In our second year, Zach and I wanted to rebuild our software (based on lessons from the MVP), raise capital (to fund the software, marketing, and sales), and form the biggest sales pipeline possible (of MBA recruiter customers). Darden classes were helpful for all three. One important note, though—I don’t believe learning in the classroom can teach you how to be an entrepreneur. You learn by doing it, by actually starting a business and iterating on your experiences. No two ventures are the same. Markets and processes change, and people (their skills and the way they operate) are different, so there’s no exact template for how to be an entrepreneur. So my Darden classes were most helpful in learning how to start a business because I was actually in the process of starting a business at the same time I was learning the disciplines in the classroom. I took a class on software development (not one on how to code, but on the process and how to go about it), several classes on financial statements and raising capital, and one on B2B [business-to-business] sales. And the biggest benefit was taking the disciplines and implementing them in real time.

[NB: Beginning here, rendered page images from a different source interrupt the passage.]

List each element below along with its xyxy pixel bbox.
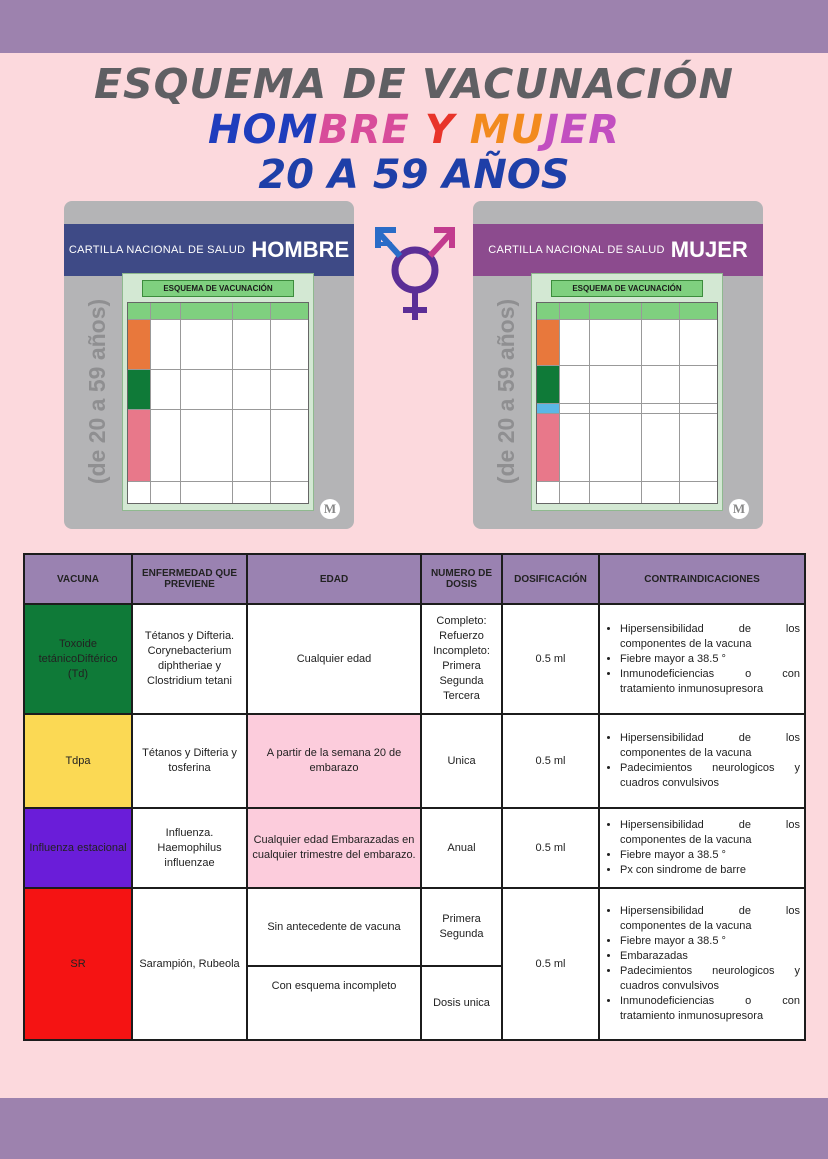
- table-row: [24, 604, 805, 714]
- hombre-sheet: [122, 273, 314, 511]
- contraindicacion-item: • Hipersensibilidad de los componentes de la vacuna: [620, 622, 800, 652]
- enfermedad-cell: Sarampión, Rubeola: [132, 888, 247, 1040]
- header-dosis: NUMERO DE DOSIS: [421, 554, 502, 604]
- mujer-sheet: [531, 273, 723, 511]
- contraindicacion-item: • Fiebre mayor a 38.5 °: [620, 848, 800, 863]
- dosis-cell: Dosis unica: [421, 966, 502, 1040]
- hombre-card-header-big: HOMBRE: [251, 237, 350, 262]
- table-row: [24, 888, 805, 966]
- page-title: ESQUEMA DE VACUNACIÓN: [94, 60, 734, 108]
- hombre-vertical-label: (de 20 a 59 años): [84, 298, 111, 484]
- enfermedad-cell: Influenza. Haemophilus influenzae: [132, 808, 247, 888]
- dosificacion-cell: 0.5 ml: [502, 604, 599, 714]
- contraindicaciones-cell: [599, 714, 805, 808]
- contraindicacion-item: • Padecimientos neurologicos y cuadros convulsivos: [620, 761, 800, 791]
- contraindicacion-item: • Padecimientos neurologicos y cuadros convulsivos: [620, 964, 800, 994]
- hombre-card: [64, 201, 354, 529]
- subtitle-segment: MU: [469, 107, 545, 153]
- contraindicacion-item: • Hipersensibilidad de los componentes de la vacuna: [620, 818, 800, 848]
- edad-cell: Sin antecedente de vacuna: [247, 888, 421, 966]
- bottom-banner: [0, 1098, 828, 1159]
- hombre-sheet-grid: [127, 302, 309, 504]
- mujer-logo: M: [729, 499, 749, 519]
- contraindicaciones-cell: [599, 808, 805, 888]
- vacuna-cell: Tdpa: [24, 714, 132, 808]
- dosificacion-cell: 0.5 ml: [502, 714, 599, 808]
- edad-cell: Cualquier edad: [247, 604, 421, 714]
- header-vacuna: VACUNA: [24, 554, 132, 604]
- subtitle-segment: HOM: [207, 107, 319, 153]
- mujer-sheet-title: ESQUEMA DE VACUNACIÓN: [551, 280, 703, 297]
- contraindicacion-item: • Inmunodeficiencias o con tratamiento inmunosupresora: [620, 994, 800, 1024]
- dosis-cell: Unica: [421, 714, 502, 808]
- mujer-card-header: [473, 224, 763, 276]
- header-contraindicaciones: CONTRAINDICACIONES: [599, 554, 805, 604]
- contraindicacion-item: • Inmunodeficiencias o con tratamiento inmunosupresora: [620, 667, 800, 697]
- top-banner: [0, 0, 828, 53]
- hombre-logo: M: [320, 499, 340, 519]
- edad-cell: Con esquema incompleto: [247, 966, 421, 1040]
- hombre-sheet-title: ESQUEMA DE VACUNACIÓN: [142, 280, 294, 297]
- header-enfermedad: ENFERMEDAD QUE PREVIENE: [132, 554, 247, 604]
- vacuna-cell: Influenza estacional: [24, 808, 132, 888]
- transgender-symbol-icon: [372, 222, 458, 326]
- vacuna-cell: Toxoide tetánicoDiftérico (Td): [24, 604, 132, 714]
- contraindicacion-item: • Px con sindrome de barre: [620, 863, 800, 878]
- dosis-cell: Primera Segunda: [421, 888, 502, 966]
- mujer-card: [473, 201, 763, 529]
- age-range: 20 A 59 AÑOS: [258, 152, 570, 198]
- table-row: [24, 714, 805, 808]
- hombre-card-header-small: CARTILLA NACIONAL DE SALUD: [68, 244, 246, 256]
- header-dosificacion: DOSIFICACIÓN: [502, 554, 599, 604]
- contraindicacion-item: • Fiebre mayor a 38.5 °: [620, 652, 800, 667]
- subtitle-segment: BRE: [318, 107, 410, 153]
- edad-cell: A partir de la semana 20 de embarazo: [247, 714, 421, 808]
- mujer-vertical-label: (de 20 a 59 años): [493, 298, 520, 484]
- contraindicaciones-cell: [599, 604, 805, 714]
- subtitle-segment: Y: [409, 107, 470, 153]
- dosificacion-cell: 0.5 ml: [502, 808, 599, 888]
- mujer-card-header-small: CARTILLA NACIONAL DE SALUD: [488, 244, 665, 256]
- contraindicacion-item: • Fiebre mayor a 38.5 °: [620, 934, 800, 949]
- contraindicacion-item: • Hipersensibilidad de los componentes de la vacuna: [620, 904, 800, 934]
- mujer-card-header-big: MUJER: [670, 237, 748, 262]
- contraindicacion-item: • Embarazadas: [620, 949, 800, 964]
- mujer-sheet-grid: [536, 302, 718, 504]
- contraindicacion-item: • Hipersensibilidad de los componentes de la vacuna: [620, 731, 800, 761]
- dosis-cell: Anual: [421, 808, 502, 888]
- dosis-cell: Completo: Refuerzo Incompleto: Primera Segunda Tercera: [421, 604, 502, 714]
- table-row: [24, 808, 805, 888]
- subtitle-segment: JER: [544, 107, 621, 153]
- vaccination-table: [23, 553, 806, 1041]
- hombre-card-header: [64, 224, 354, 276]
- enfermedad-cell: Tétanos y Difteria y tosferina: [132, 714, 247, 808]
- enfermedad-cell: Tétanos y Difteria. Corynebacterium diphtheriae y Clostridium tetani: [132, 604, 247, 714]
- table-header-row: [24, 554, 805, 604]
- contraindicaciones-cell: [599, 888, 805, 1040]
- dosificacion-cell: 0.5 ml: [502, 888, 599, 1040]
- vacuna-cell: SR: [24, 888, 132, 1040]
- edad-cell: Cualquier edad Embarazadas en cualquier trimestre del embarazo.: [247, 808, 421, 888]
- page-subtitle: [0, 107, 828, 153]
- header-edad: EDAD: [247, 554, 421, 604]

Raising capital was hard. People told me it would take twice as long as I anticipated, and they were mostly right. In retrospect, it makes sense that it took longer than I had hoped. When you first start trying to raise investment—in particular with angel investors (who invest their own money, unlike venture capitalists, who invest on behalf of a fund)—you’ll meet possible investors, and before long, you’ll ask them, “So, are you going to invest?” If you’re still around a few months later and you’ve accomplished a lot in that time, that makes the decision much easier for the investor. You have to create a sense of urgency for them. For example, if you have a few investors on the edge of a decision, set a deadline so there’s a sense of “missing out” if they don’t commit by that time, or set investment tranches; these are milestones you have to meet to get more money. It generally works like this: the investor invests a small amount, and if you meet an agreed-upon milestone, you get more money; if you don’t meet it, the investor gets more equity. RelishMBA doesn’t currently have any tranches in place, but we’d consider them for the right deal. The Batten Institute staff and lawyers (whose services we won through a business competition) helped us structure terms with investors.

We were working around the clock during our second year, pushing RelishMBA forward and being full-time MBA students. Sometimes it feels like it’s easier to get things done when you’re crazy busy because there’s absolutely no time to procrastinate—so you don’t. This is what my Darden second year felt like. I thought that if I was going to pursue the venture full-time (and I had already decided to) and pass up a high salary, then I was going to do as much as possible to grow the business while I was still in school. For me, this meant ramping up the sales pipeline by having initial calls and conducting Web demos with Fortune 500 recruiters. For Zach, it meant finishing up our newly developed Web platform (we mostly outsourced our Web development, and Zach was/still is the day-to-day product manager). A couple classes we took our last quarter featured entrepreneurial speakers talking about their struggles to get to where they are now. These discussions kept us going through those last few months. Takeaways like “you’ll regret it if you let it go” made us realize there was no way we were quitting.

Now it’s been half a year since graduation. We’re in the i.Lab for a second year (you can be in it for up to three years, but you don’t get the same financial benefits as you do in the first year). We’ve grown our user base (MBA candidates) to 45 schools with seven times user growth, signed up a bunch more customers (MBA recruiters) with recurring revenue, hired more people for our team, and been working our butts off trying to scale RelishMBA to be a mainstream factor in the MBA recruiting process.

Darden’s entrepreneurial ecosystem has been invaluable to our success (both personally and related to the venture), so much so that we continue to rely on its support and resources today. I’m not sure how we would have started RelishMBA without the resources and support that Darden offers.